According to Latin translation, a ranula is a "little frog." In the dental world, however, a ranula has little to do with green, hopping creatures. Rather, it is a large swelling in the floor of the mouth. It is a type of mucocele, a cyst that forms when a salivary gland is blocked, and is something that you can bring to the attention of your dentist if one happens to arise between regular cleanings appointments.
Prevalence and Symptoms
Ranulas are rare but typically occur in children, adolescents and young adults, according to a report in the Journal of Dental & Allied Sciences. They may be found in approximately two out of every 10,000 patients.
They often appear translucent blue and dome-shaped, like the stomach of a frog. They tend to arise on the floor of the mouth underneath the tongue. The size varies from 3 to 6 centimeters, with swelling that comes and goes, reports the Malta Medical School Gazette. Occasionally, patients could develop plunging or diving ranulas, where the swelling is in the neck and not necessarily in the mouth.
If large enough, ranulas can displace the tongue and affect swallowing, speech and chewing. They can also become infected, potentially leading to pain, tenderness and fever.
Causes and Diagnosis
Unfortunately, ranulas aren't always preventable. Some ranulas are present from birth, but they often result from injuries in the mouth, such as those related to oral surgery. Most commonly, the injured structure is the sublingual salivary gland — the gland located under your tongue — but the ranula could also be related to another salivary gland or the submandibular duct. When the gland or duct ruptures, saliva accumulates in the tissue and creates swelling.

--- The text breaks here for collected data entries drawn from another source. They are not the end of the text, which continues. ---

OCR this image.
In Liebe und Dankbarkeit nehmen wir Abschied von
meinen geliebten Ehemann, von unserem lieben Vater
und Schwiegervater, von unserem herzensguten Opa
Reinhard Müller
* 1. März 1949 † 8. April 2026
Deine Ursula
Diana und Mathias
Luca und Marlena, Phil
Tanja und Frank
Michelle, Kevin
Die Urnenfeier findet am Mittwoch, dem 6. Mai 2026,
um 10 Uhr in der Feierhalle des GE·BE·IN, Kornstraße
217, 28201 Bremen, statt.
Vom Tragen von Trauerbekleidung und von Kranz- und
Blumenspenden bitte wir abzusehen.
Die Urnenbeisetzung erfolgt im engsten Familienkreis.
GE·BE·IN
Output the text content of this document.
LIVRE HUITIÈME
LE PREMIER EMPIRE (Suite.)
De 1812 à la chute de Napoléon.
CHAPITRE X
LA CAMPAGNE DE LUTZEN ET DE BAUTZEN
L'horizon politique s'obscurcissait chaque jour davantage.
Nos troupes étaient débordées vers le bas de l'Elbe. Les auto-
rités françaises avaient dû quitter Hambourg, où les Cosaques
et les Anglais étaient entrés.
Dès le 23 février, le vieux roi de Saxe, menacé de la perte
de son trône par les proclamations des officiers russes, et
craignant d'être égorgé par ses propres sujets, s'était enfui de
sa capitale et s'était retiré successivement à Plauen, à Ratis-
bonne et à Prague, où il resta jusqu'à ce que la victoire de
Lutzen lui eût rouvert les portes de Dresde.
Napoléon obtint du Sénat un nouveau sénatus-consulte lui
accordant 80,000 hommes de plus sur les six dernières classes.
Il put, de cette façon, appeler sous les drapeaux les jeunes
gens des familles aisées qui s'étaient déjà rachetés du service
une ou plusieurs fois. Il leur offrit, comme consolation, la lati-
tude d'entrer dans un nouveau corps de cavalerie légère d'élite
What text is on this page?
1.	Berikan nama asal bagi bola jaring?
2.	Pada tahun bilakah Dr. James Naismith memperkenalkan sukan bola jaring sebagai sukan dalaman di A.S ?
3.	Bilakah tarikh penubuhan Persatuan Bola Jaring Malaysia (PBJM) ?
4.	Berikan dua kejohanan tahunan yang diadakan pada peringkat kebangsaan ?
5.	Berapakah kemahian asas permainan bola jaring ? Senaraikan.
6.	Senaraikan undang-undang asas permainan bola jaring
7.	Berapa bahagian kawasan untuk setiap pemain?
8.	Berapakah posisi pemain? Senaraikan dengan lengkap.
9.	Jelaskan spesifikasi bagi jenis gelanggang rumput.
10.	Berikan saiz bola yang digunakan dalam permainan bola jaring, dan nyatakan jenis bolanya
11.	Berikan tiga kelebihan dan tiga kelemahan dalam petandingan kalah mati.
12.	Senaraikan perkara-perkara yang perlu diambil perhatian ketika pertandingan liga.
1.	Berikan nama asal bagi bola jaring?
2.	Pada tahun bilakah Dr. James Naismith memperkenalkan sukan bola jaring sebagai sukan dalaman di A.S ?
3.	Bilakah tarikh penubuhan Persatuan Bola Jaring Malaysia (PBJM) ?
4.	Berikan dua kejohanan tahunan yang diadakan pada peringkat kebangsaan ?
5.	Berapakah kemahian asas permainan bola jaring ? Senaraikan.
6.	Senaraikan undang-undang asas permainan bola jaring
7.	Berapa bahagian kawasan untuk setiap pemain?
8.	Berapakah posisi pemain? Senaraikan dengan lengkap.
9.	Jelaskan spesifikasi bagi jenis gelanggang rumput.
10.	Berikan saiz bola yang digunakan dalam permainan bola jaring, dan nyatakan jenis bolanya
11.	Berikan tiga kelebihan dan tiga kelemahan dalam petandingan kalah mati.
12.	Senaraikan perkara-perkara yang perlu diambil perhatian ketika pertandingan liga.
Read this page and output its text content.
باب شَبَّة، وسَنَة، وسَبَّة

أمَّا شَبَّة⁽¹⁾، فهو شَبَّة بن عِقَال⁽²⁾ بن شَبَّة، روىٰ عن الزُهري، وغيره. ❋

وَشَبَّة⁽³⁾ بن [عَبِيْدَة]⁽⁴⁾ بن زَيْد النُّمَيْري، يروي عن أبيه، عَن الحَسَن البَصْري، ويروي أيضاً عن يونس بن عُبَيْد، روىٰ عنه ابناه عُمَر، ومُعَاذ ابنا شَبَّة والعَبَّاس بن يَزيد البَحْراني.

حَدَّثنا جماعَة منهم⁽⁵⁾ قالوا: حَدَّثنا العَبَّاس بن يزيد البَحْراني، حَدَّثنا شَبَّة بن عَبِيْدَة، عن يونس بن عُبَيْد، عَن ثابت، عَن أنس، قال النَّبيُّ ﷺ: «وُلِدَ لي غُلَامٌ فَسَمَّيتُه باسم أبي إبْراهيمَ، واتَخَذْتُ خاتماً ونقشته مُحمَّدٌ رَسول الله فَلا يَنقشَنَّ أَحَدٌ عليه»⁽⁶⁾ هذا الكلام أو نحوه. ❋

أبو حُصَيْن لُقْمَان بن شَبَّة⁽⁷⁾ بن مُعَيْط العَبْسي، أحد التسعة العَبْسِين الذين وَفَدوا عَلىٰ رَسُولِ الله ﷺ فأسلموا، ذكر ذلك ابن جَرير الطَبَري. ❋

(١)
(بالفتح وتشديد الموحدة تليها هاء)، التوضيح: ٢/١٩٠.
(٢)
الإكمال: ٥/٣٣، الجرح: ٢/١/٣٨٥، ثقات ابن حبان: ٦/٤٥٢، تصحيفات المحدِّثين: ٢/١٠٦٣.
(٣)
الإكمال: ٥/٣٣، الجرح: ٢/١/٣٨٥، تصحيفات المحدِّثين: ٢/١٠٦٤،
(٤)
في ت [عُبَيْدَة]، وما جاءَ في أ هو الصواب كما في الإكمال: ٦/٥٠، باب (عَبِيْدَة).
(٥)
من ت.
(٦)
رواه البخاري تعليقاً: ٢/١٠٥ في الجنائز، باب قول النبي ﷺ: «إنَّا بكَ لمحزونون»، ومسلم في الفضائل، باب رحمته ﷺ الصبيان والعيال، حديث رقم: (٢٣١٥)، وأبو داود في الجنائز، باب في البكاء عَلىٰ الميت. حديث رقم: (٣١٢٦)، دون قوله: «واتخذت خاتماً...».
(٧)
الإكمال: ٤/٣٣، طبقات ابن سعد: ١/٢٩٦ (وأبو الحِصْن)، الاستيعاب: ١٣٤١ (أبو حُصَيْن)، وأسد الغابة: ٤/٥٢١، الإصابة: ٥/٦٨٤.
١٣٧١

To differentiate a ranula from another type of cyst, your dentist may order an ultrasound, explains a report published in the Western Journal of Emergency Medicine. If you notice abnormal swelling in your mouth, you should discuss the details of your symptoms with your dentist to determine if testing is necessary.
Small ranulas may not require treatment if they are not causing any symptoms. When larger, they could necessitate oral surgery for the removal of the affected salivary gland. This treatment prevents the problem from recurring, according to a study in the Journal of Clinical & Diagnostic Research.
Marsupialization — the surgical procedure of opening the cyst — can also be used as treatment. While this method preserves the gland, there is greater chance that the cyst will reappear.
Another treatment performed by interventional radiologists is salivary gland ablation, where medications are injected into the salivary gland to cause the tissue to shrivel up. According to Nationwide Children's Hospital, this approach effectively treats 95 percent of pediatric ranula cases and five percent with the removal of the affected salivary gland.
If it is necessary to remove the salivary gland to treat a ranula, the surgeon will close the area with stitches that will dissolve or be removed at another appointment. They will provide detailed information regarding any aftercare instructions, including medication, if necessary. Within a few months, the scar at the floor of your mouth will likely fade and you may not notice any difference in your salivary flow.
Nationwide Children's Hospital reports that patients treated by salivary gland ablation will likely experience swelling for up to 10 days and numbness on the affected side of the tongue for up to four weeks.
While they might be uncomfortable, ranulas can be treated by your medical professional. If you notice a cyst or swelling on the floor of your mouth, show it to your dentist so that you can work together to confirm the diagnosis and come up with the best treatment plan for your oral health.